The Spirit is God’s presence among us. Though not physical, the Spirit seems palpable. Noisy and powerful like a wind. Hot like a fire. Near us. Touching us. The Spirit is our companion. I will send you a helper, Jesus says. What all the portrayals of the Spirit have in common is its single-minded connection with creation and especially with the affairs of people. It seems like the Spirit has an assignment and its assignment is us. Humans, earth, things of the earth. The Spirit has been with us from the beginning of the world.

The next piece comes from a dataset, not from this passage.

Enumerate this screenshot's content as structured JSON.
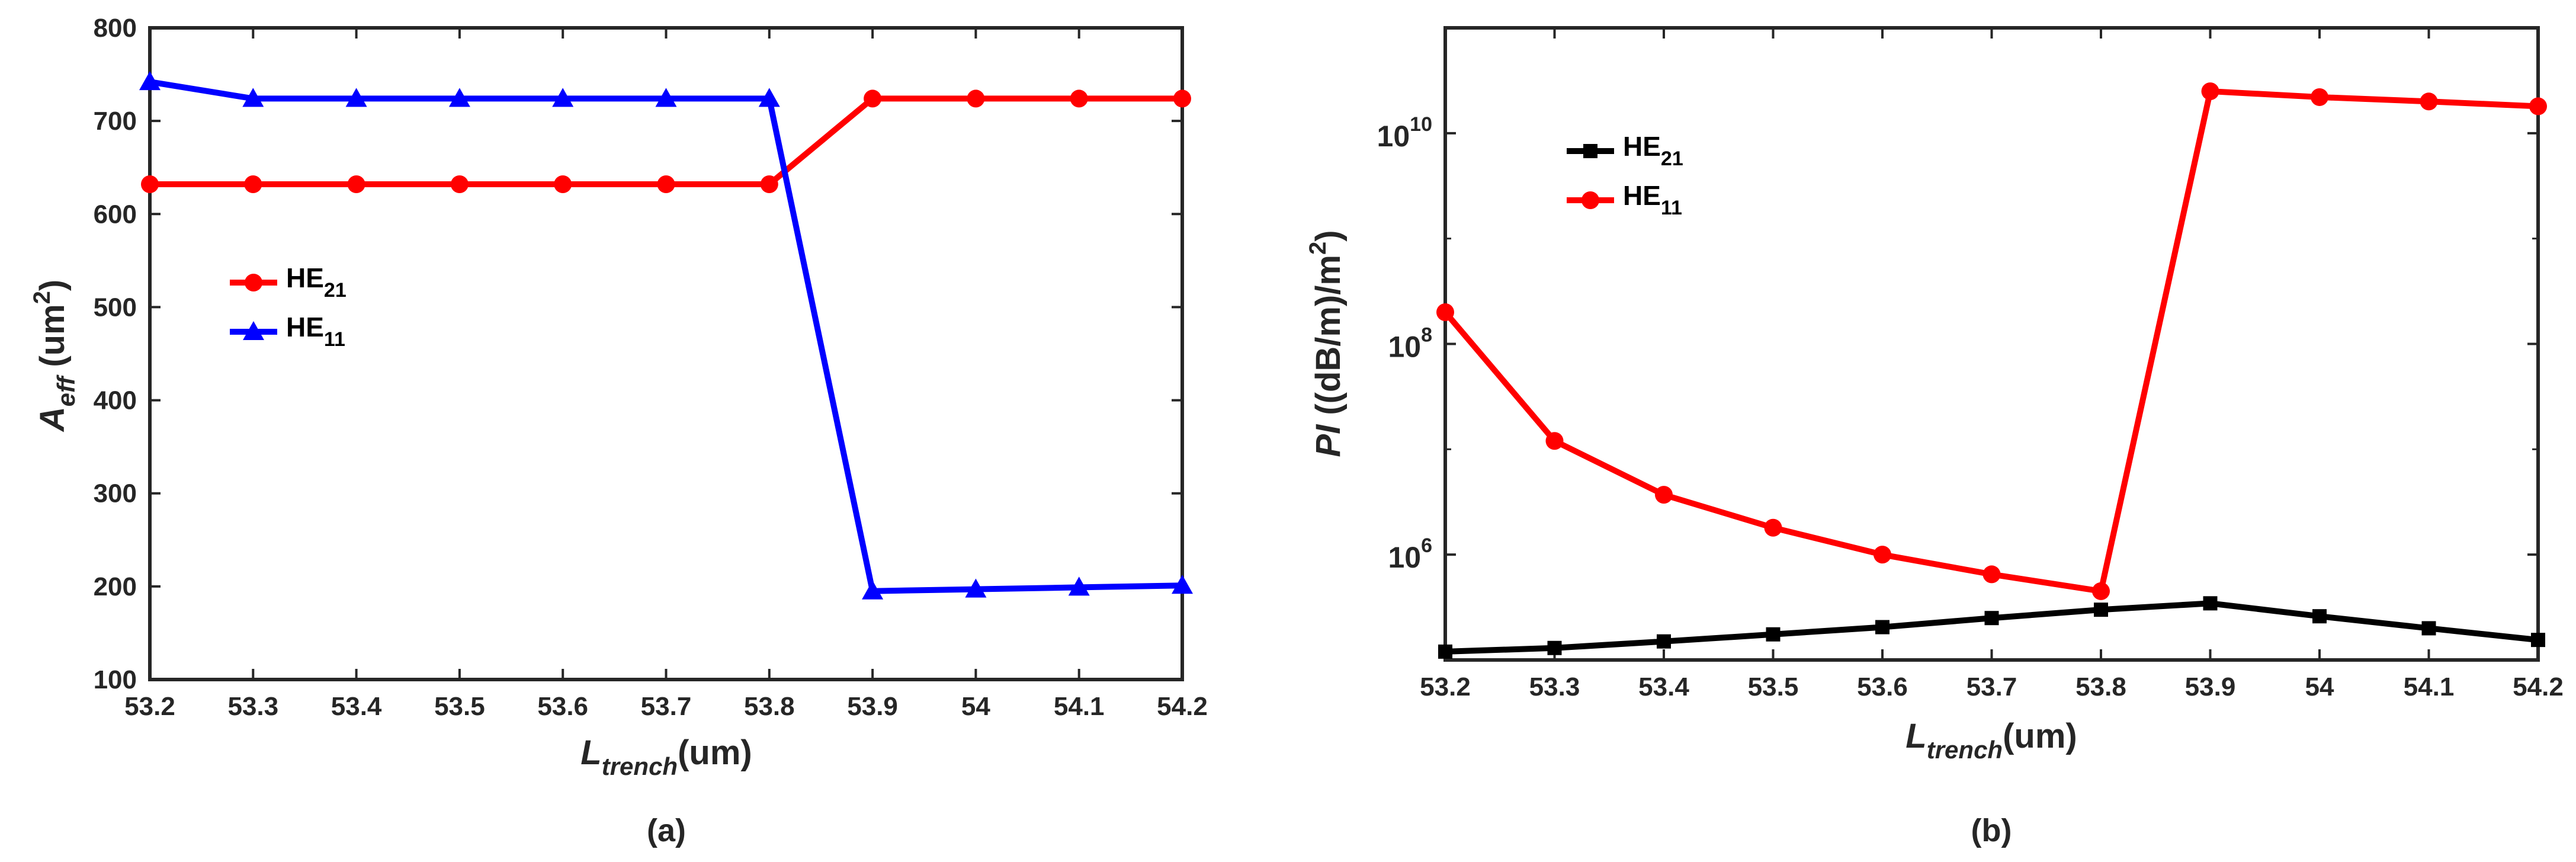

The Spirit is especially bound up in human suffering. Paul tells us this in Romans. Living in suffering and uncompleted aspirations for the world, all of creation is groaning together. And we ourselves groan—it is the same word—groan inwardly. And the Spirit, Paul writes, groans—the same word again, which implies grief and complaint, matching ours—the Spirit groans deeply with us and for us, beyond words.
The Spirit intercedes for us, Paul writes, a sometimes uncomfortable concept for Lutherans. But the Spirit that Jesus sends he calls a helper or an advocate (like a health care advocate—speaking up for us when we cannot; when we are suffering). The Spirit knows us through millennia of keeping company with us. God searches the heart, Paul says, finds what God seeks in the mind of the Spirit. The Spirit is not other-wordly but especially-worldly. The Spirit speaks for each of us because it knows all of us so well. It speaks not only when we do not know how to pray as we ought, as our version translates it, but when we do not know even what to pray, which is a translation just as accurate and, to my mind, more helpful.
The word for Spirit is “wind” or “breath.” We can think of the Spirit as God’s breath, which is a synonym in the Bible for life. All living things look to God for sustenance, says today’s Psalm 104—all look to God. You send forth your Spirit, it says, and they—we—are created, and thus you renew the face of the earth.
The future is not some predetermined mapped-out route upon which we must walk. But we are not bushwhacking alone through the wilderness, either. The future is not only the narrative we create by living through it. We are not helpless, because we have help. We are not directionless, because we have a guide.
It is a gift, not a defect, that life is incomplete, open-ended. Creation continues; God’s breath continues to renew the ever-changing face of the earth. There is still time. We only hope for what we do not see, Paul says. If all the loose ends are tied up and all the tasks accomplished, then what happens to hope? Hope that is seen is not hope, Paul says.
There is nothing, Paul writes a few verses later, that can separate us from the love of God. We are not alone. The Spirit, our helper, advocate, comforter, is here. And accompanied by that Spirit, unsatisfied, incomplete, off we go.